A Christmas Carol by Dickens
            "God bless us every one!" said Tiny Time, the last of all.
            He sat very close to his father's side, upon his little stool. Bob held his withered little hand in his, as if he loved the child, and wished to keep him by his side, and dreaded that he might be taken from him.
            "Spirit," said Scrooge, with an interest he had never felt before, "tell me if Tiny Tim will live."
            "I see a vacant seat," replied the Ghost, "in the poor chimney corner, and a crutch without an owner, carefully preserved. If these shadows remain unaltered by the future, the child will die."
            "No, no," said Scrooge, "Oh no, kind Spirit say he will be spared." 

I believe this is the turning point for Scrooge and pointedly talks about poverty. Tiny Tim is not able to get the proper treatment he needs because he lives in a poverty family.

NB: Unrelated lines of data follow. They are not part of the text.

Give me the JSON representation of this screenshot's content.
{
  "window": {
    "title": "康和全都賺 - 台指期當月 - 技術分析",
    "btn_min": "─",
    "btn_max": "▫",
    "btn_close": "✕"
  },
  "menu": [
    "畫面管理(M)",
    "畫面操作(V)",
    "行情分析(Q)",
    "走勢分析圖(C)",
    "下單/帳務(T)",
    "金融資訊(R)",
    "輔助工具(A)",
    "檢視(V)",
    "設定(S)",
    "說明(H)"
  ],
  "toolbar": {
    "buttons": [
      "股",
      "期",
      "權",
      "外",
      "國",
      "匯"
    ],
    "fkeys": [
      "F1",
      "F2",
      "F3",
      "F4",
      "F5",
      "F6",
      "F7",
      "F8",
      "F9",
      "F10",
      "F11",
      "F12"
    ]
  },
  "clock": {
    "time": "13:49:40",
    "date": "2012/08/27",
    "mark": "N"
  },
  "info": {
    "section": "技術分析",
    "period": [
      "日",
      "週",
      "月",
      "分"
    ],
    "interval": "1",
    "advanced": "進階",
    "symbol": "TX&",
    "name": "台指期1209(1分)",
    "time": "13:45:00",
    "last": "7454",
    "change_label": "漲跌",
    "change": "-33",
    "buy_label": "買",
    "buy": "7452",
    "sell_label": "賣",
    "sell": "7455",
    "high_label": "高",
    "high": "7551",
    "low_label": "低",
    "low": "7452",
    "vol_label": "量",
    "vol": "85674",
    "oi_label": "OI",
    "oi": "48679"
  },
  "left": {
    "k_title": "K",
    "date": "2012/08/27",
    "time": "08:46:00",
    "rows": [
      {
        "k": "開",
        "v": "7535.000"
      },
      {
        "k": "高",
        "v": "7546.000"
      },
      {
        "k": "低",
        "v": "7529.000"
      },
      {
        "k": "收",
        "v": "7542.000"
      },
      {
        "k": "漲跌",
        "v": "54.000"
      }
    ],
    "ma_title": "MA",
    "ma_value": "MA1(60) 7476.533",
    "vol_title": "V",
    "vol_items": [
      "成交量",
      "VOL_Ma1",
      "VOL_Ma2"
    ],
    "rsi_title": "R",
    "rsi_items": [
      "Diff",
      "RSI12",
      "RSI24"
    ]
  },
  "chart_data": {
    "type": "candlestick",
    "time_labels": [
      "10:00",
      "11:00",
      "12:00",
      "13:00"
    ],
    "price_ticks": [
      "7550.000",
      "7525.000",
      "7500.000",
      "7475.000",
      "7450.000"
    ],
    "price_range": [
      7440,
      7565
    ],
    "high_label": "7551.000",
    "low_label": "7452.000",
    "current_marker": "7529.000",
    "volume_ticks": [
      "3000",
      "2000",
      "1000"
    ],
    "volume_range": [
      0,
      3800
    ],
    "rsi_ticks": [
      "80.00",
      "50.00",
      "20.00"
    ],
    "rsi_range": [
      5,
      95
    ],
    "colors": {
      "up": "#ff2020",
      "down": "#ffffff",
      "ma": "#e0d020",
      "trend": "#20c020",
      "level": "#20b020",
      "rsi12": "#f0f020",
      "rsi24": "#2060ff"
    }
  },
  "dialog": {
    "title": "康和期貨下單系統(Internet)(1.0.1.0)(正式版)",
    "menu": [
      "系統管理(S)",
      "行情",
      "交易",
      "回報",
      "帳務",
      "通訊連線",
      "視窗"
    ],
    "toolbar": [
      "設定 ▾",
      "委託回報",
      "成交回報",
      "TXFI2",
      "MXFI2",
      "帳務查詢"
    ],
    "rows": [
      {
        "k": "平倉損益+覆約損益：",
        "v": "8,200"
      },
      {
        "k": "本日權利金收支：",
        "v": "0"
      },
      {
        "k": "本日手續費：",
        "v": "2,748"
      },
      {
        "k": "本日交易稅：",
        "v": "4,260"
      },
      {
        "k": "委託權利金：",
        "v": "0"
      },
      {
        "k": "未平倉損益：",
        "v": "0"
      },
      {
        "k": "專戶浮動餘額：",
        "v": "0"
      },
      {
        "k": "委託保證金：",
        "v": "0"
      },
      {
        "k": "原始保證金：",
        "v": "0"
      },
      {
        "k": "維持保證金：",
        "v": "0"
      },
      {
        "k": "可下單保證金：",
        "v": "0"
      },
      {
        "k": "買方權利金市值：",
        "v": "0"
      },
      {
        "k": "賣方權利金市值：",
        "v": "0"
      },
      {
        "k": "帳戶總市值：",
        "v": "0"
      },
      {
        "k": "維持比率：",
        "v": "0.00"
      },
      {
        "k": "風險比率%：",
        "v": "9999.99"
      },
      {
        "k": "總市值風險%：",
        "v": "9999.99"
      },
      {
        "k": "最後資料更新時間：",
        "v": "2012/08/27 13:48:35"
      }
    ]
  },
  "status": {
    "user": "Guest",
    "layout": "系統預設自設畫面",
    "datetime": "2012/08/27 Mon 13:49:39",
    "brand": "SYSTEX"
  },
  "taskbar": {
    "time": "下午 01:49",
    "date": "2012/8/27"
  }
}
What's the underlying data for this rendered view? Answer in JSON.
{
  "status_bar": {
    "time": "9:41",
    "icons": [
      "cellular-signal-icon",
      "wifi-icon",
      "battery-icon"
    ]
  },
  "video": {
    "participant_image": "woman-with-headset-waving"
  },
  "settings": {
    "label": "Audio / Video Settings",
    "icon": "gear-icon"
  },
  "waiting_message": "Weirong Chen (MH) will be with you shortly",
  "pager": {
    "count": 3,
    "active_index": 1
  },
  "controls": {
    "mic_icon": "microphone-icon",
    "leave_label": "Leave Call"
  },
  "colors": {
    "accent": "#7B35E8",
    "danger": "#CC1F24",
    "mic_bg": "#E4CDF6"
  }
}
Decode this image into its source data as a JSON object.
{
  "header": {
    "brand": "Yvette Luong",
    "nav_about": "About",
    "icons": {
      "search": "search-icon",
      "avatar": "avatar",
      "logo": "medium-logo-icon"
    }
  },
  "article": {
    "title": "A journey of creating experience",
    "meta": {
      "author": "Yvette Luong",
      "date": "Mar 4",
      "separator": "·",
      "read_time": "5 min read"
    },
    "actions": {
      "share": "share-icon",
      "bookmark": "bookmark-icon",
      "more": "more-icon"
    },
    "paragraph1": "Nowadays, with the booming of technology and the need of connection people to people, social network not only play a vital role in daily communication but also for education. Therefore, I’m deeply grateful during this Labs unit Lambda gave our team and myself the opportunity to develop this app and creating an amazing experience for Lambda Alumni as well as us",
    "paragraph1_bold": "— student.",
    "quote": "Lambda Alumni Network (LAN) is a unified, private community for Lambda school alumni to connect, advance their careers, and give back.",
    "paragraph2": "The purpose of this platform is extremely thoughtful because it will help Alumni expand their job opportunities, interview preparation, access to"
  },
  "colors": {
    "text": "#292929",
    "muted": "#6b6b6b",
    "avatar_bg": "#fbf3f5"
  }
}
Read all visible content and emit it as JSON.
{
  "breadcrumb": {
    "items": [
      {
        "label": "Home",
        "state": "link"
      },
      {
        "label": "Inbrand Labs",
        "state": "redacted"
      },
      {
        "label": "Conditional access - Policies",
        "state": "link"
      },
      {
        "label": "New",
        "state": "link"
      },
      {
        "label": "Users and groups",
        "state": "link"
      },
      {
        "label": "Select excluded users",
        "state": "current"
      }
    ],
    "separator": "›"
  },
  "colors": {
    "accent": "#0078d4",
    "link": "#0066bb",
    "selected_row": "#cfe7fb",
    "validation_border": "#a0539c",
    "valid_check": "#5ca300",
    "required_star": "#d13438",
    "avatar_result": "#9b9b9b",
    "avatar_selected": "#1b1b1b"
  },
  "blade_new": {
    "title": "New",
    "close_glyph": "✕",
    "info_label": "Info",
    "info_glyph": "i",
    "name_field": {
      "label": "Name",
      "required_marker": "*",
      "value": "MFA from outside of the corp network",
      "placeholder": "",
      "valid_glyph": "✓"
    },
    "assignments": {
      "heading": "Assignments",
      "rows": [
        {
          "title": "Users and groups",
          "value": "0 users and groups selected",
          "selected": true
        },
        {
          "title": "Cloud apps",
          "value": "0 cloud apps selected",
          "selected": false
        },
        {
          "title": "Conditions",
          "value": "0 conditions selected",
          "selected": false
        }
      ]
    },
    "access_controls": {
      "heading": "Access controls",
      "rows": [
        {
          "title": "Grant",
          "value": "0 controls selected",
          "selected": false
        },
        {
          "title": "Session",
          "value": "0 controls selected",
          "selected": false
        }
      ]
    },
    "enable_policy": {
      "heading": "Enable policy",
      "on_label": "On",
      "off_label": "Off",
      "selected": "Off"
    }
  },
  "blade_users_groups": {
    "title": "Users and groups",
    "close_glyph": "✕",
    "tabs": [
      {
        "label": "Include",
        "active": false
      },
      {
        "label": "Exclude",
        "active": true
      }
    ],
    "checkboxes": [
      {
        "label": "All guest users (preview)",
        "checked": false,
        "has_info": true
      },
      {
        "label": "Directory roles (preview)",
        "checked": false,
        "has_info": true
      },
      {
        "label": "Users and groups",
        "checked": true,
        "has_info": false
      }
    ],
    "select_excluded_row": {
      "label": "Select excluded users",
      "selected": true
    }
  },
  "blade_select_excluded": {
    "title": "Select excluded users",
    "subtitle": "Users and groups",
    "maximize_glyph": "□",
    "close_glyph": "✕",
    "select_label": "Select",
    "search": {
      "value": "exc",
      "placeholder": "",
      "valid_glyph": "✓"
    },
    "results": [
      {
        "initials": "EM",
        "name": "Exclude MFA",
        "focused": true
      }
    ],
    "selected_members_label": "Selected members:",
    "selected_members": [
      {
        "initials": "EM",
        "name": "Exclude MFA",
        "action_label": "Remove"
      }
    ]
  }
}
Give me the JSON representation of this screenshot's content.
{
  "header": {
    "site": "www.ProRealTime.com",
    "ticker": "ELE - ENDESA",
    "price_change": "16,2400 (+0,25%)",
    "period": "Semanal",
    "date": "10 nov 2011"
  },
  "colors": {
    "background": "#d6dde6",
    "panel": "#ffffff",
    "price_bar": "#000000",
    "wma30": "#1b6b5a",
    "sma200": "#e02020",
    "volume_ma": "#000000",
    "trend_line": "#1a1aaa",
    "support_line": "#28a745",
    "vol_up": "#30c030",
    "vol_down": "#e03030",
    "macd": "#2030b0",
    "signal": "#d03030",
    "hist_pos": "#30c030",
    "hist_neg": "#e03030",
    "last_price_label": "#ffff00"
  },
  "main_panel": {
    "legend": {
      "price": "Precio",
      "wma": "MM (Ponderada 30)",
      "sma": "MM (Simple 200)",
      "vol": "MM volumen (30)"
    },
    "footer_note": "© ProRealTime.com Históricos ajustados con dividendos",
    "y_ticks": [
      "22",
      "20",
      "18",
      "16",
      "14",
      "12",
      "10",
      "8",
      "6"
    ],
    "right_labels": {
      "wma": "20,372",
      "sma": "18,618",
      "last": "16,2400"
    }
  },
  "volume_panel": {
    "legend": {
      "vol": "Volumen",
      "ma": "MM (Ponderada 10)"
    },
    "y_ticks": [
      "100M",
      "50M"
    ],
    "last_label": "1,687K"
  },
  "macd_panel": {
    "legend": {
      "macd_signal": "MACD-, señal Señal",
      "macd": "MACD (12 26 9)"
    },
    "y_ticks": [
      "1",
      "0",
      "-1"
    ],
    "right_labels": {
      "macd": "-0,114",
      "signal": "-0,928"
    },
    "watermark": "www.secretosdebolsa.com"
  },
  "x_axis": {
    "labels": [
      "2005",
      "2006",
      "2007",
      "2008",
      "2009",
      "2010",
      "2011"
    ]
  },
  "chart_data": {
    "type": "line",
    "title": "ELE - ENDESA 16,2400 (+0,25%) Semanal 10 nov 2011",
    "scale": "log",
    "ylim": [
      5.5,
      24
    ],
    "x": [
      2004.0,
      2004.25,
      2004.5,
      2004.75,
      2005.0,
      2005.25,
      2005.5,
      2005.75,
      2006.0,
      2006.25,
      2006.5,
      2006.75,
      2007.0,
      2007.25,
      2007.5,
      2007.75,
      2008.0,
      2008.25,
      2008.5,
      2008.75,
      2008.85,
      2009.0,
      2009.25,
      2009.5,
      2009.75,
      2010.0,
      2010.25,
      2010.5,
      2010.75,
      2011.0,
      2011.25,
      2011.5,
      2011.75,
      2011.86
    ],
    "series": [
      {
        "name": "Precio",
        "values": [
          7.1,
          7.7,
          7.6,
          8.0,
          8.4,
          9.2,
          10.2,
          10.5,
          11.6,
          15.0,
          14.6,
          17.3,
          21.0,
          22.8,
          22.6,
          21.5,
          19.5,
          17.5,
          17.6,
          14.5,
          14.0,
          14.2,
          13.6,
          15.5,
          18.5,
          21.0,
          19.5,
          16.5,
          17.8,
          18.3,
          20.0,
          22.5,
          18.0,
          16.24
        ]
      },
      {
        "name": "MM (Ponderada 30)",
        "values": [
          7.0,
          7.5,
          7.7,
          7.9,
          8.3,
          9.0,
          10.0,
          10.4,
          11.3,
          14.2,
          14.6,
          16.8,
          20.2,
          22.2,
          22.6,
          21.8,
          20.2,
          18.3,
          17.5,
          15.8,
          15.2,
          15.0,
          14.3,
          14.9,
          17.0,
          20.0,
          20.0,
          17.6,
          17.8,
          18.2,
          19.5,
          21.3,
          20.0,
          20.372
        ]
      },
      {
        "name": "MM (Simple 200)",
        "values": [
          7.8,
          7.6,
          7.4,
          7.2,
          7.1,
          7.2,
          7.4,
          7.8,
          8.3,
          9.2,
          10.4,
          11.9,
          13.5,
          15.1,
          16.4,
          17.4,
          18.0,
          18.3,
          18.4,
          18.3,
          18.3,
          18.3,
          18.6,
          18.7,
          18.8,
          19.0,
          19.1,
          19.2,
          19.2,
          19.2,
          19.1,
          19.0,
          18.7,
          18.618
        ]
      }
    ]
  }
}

The family works hard, but does not make enough to help Tiny Tim. We also see a turning point in Scrooge because he yearns for another's life. Earlier in the story he says that the poor should just hurry up and die so there will be more room. However, now we see this hard working poor family trying to make ends meet without having enough. Scrooge has a strong connection to this family because he provides the sparse income they live on. You see the humanization of Scrooge when he is overcome with "an interest he had never felt before"- an interest in a poor person's well being. It isn't until he notes the love of the father (Scrooge's employee) towards Tiny Tim that Scrooge asks about Tiny Tim's future. It is love that moves Scrooge towards change and softens his heart towards the family that works so hard. This book is written as a commentary about the poor and how those with wealth to spare, like Scrooge, should help the poor in whatever ways they can. That is the epiphany and change of heart that Scrooge undergoes. There is a careful trend to only help the poor who are hard-working and not the poor that don't have a job and just live off society.